We have a 5,000 square foot computer room in the interior of a 40,000 square foot office, which is one floor of multi-story building. The computer room wall is 2HR rated with noise batts.

We have a 5,000 square foot computer room in the interior of a 40,000 square foot office, which is one floor of multi-story building. The computer room wall is 2HR rated with noise batts.

Where should the vapor barrier be placed: on the interior side or the exterior side of the metal studs? What is the best type of barrier to use: poly sheeting, foil-faced insulation or foil-faced gypsum?

This is one of the best posed questions I have ever been asked. Unfortunately, the answer could be debated for years, just as the same question continues to be debated with regard to house construction, which one would think had been resolved years ago. There is even a question as to whether a vapor barrier is needed at all for an interior data center, but since most people call for it, I can at least tell you what we recommend and why, as well as give you a little of the "debate" thinking.

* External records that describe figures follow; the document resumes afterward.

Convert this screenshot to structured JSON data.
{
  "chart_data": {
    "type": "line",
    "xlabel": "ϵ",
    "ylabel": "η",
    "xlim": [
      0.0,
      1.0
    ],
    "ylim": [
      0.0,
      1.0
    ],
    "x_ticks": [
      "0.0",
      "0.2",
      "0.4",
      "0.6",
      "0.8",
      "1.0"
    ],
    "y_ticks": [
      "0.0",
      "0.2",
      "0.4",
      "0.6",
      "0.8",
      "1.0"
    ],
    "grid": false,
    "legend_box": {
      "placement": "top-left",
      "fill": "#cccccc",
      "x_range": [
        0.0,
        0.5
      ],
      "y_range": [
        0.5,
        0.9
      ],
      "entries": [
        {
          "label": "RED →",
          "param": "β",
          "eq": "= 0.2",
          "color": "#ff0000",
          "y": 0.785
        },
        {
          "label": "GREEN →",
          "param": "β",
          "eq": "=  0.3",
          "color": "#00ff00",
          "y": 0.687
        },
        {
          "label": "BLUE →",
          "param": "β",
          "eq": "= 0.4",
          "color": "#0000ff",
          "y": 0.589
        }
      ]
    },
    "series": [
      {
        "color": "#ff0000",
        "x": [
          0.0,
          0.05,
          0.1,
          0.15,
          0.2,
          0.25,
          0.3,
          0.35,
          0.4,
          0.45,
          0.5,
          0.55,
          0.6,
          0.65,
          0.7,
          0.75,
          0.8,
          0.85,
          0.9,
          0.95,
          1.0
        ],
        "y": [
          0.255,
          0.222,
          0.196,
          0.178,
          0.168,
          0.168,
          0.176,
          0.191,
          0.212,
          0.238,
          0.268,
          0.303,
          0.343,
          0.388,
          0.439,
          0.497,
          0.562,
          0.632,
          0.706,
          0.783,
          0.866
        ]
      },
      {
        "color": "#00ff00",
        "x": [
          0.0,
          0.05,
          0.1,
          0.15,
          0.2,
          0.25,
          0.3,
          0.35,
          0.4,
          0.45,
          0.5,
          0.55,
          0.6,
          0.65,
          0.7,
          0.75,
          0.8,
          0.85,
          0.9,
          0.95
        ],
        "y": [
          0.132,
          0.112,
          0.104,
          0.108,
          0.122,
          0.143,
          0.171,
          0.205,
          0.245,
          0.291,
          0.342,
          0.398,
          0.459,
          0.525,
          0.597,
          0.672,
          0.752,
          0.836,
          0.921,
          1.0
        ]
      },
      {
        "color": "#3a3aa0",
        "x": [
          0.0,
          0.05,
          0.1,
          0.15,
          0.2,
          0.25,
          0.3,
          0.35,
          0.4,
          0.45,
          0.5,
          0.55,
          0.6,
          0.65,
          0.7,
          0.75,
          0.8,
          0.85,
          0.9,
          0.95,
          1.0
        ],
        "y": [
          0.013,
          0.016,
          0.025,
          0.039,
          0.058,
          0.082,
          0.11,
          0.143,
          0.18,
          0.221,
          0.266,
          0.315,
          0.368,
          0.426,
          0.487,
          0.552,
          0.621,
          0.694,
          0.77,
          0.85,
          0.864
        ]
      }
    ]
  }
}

First of all, the purpose of a vapor barrier is to keep condensation out of insulation, since moisture reduces the insulating value, and to keep it from ultimately rotting the insides of walls. (If the walls don't go from floor to the slab above, this is not a concern since moisture can escape out of the open walls at the top, but a data center wall should be slab-to-slab, both to maintain the interior environment and to provide the fire rating.) The generally accepted rule is that the vapor barrier goes on the warmer side of the wall. The reasons are two-fold. First, warmer air migrates toward colder air, and one would hope that the offices would not normally reach the temperature of the data center; second, warm air is inherently capable of holding more moisture than cold air, so the normal assumption is that any condensation will take place on the warmer side of the wall as the more moist air migrates to the colder side. The goal, therefore, is to stop the moisture before it gets into the insulation.

Assuming you are in the North, in summer the building air conditioning will remove moisture so humidity will be relatively low. In winter, heating will increase air temperature, but the outside air will be crisp and very low in humidity. If you are in the South, you will have high heat and humidity outside in summer, which the air conditioning will reduce, but not as much as in the North. In winter you may still use air conditioning in regions where it never gets really cold, which means lower humidity as well. So to start with, no one analysis holds completely true for every part of the country, but we can still draw a general rule. For an interior data center such as you describe, the "office" or "exterior" side of the wall should still be "warmer" than the data center side.

However, this is where things get a little sticky. In a data center, we are not only cooling to levels below the normal office environment. We are also forcing the humidity to abnormal levels relative to the temperatures we are running. Therefore, it is a virtual certainty that the data center will be both colder and more humid than the offices, at least while building environmental systems (heating or air conditioning) are operating in the office areas. This is not in line with "norms." So even though we would usually think of warmer air as also being more humid, this doesn't hold true between offices and the data center, which throws a bit of a monkey wrench into conventional theory -- except for one thing: While we specify both a relatively low temperature and a relatively high humidity range for the data center, we always tack on the words "non-condensing." Obviously, we don't want a situation where moisture starts condensing on cabinets or equipment, so this phrase makes sure the air coming out of the CRAC units is not made so cold in order to cool the equipment that it is below the dew point when humidity is added. And if it won't condense on our equipment surfaces, it certainly won't condense on or in the interior wall. Therefore, the "outside" wall is still the place where any concern might arise. But let's recognize that this condition is likely to arise only on summer weekends or holidays when building systems are shut down and the office air truly becomes both hot and more humid than that in the data center.

As to the best type of vapor barrier to use, as can be seen from the above description, the barrier itself isn't really going to do much of anything most of the time, so this is not a major concern. Contractors love poly sheeting, but it is more easily damaged and compromised during construction than most any of the other materials. You mention that your insulation is for noise-control purposes, so foil-faced insulation is probably not a good choice (unless it's rigid board insulation) since standard batt insulations do not have the density to provide much sound attenuation. But thermal control inside the data center is usually the reason for insulating the wall, not sound attenuation, since it is expensive to maintain a good data center environment and thick, loose batts are the right choice for that purpose. If you also want noise control, it would probably be best to use thermal insulation between the studs, put a layer of rigid, noise control fiberglass under the gyp board on the data center side of the wall and use foil-faced gyp board on the office side. But frankly, for the amount of condensation control you are actually dealing with, the specific type of vapor barrier is not very important. Whatever your contractor is most comfortable installing is probably the best choice.